Ob ich nun die Corona-Krise anschaue, oder den Krieg in der Ukraine, ich erlebe mich im Hinblick auf die Beendigung dieser Krisen als ziemlich ohnmächtig. Zugleich erlebe ich, dass sich viele Menschen engagieren. Zwischen Depression und Aktionismus einen Weg zu finden, gehört zu den großen Herausforderungen, denen wir uns gerade stellen müssen. Die Erlösungserzählung erinnert mich daran, dass ich weder die Welt retten kann (denn das hat Jesus Christus bereits für uns getan) noch dass ich in Resignation verfallen muss (denn in der Nachfolge Jesu Christi werde ich zum Engagement für andere ermutigt). Die Erlösungserzählung löst mich aus Überheblichkeit und Schockstarre, bringt mich ins Denken und Handeln und tröstet mich, dass das meiste, was ich tue, fragmentarisch bleibt - also der berühmte Tropfen auf dem heißen Stein, der trotzdem so wertvoll ist.
Ist Ostern für Sie ein Familienfest?
Sicher, es ist auch ein Familienfest. Ostereier färben, verstecken, suchen und finden. Das Leben entdecken und das Leben feiern zusammen mit anderen Menschen, in der Familie, in der Gemeinde, im Freundeskreis - auch das schenkt Mut und Hoffnung in diesen traurigen Tagen. Schön ist es, wenn da auch noch Platz ist für die, die nicht unmittelbar zur Familie gehören und ich hoffe, dass in diesem Jahr möglichst viele Menschen die Möglichkeit haben - trotz Corona und des Ukraine-Krieges - Ostern in Gemeinschaft zu erleben.
Welchen spirituellen Gehalt sehen Sie in Ostern?
Mir haben in den letzten beiden Jahren die Osternachtsgottesdienste gefehlt.
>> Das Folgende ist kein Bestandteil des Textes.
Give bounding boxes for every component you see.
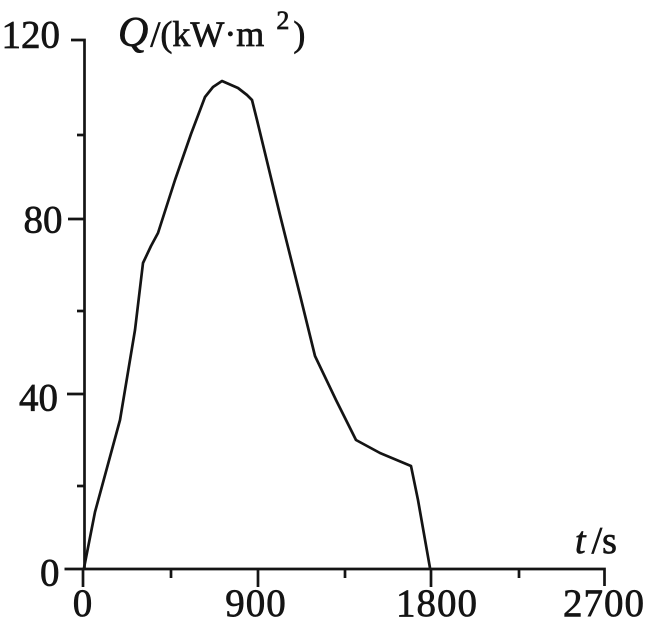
svg-text:80: 80 <box>24 199 63 242</box>
svg-text:2700: 2700 <box>563 582 645 625</box>
svg-text:Q/(kW·m2): Q/(kW·m 2) <box>118 6 305 56</box>
svg-text:0: 0 <box>40 552 60 595</box>
svg-text:40: 40 <box>19 377 58 420</box>
svg-text:1800: 1800 <box>396 582 478 625</box>
svg-text:900: 900 <box>225 582 287 625</box>
svg-text:t/s: t/s <box>575 520 617 562</box>
svg-text:0: 0 <box>73 582 94 625</box>
svg-text:120: 120 <box>2 14 61 57</box>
Den Weg vom Dunkel ins Licht gemeinsam mit anderen zu erleben und miteinander Tauferinnerung und Abendmahl zu feiern, sind für mich starke Zeichen der Zugehörigkeit. Ich bin getauft: ich gehöre zu Gott. Wir feiern gemeinsam Abendmahl: ich gehöre zur Gemeinschaft Jesu Christi. Das motiviert mich, auch in meinem Alltag Wege aus der Dunkelheit ins Licht zu suchen für mich und für andere.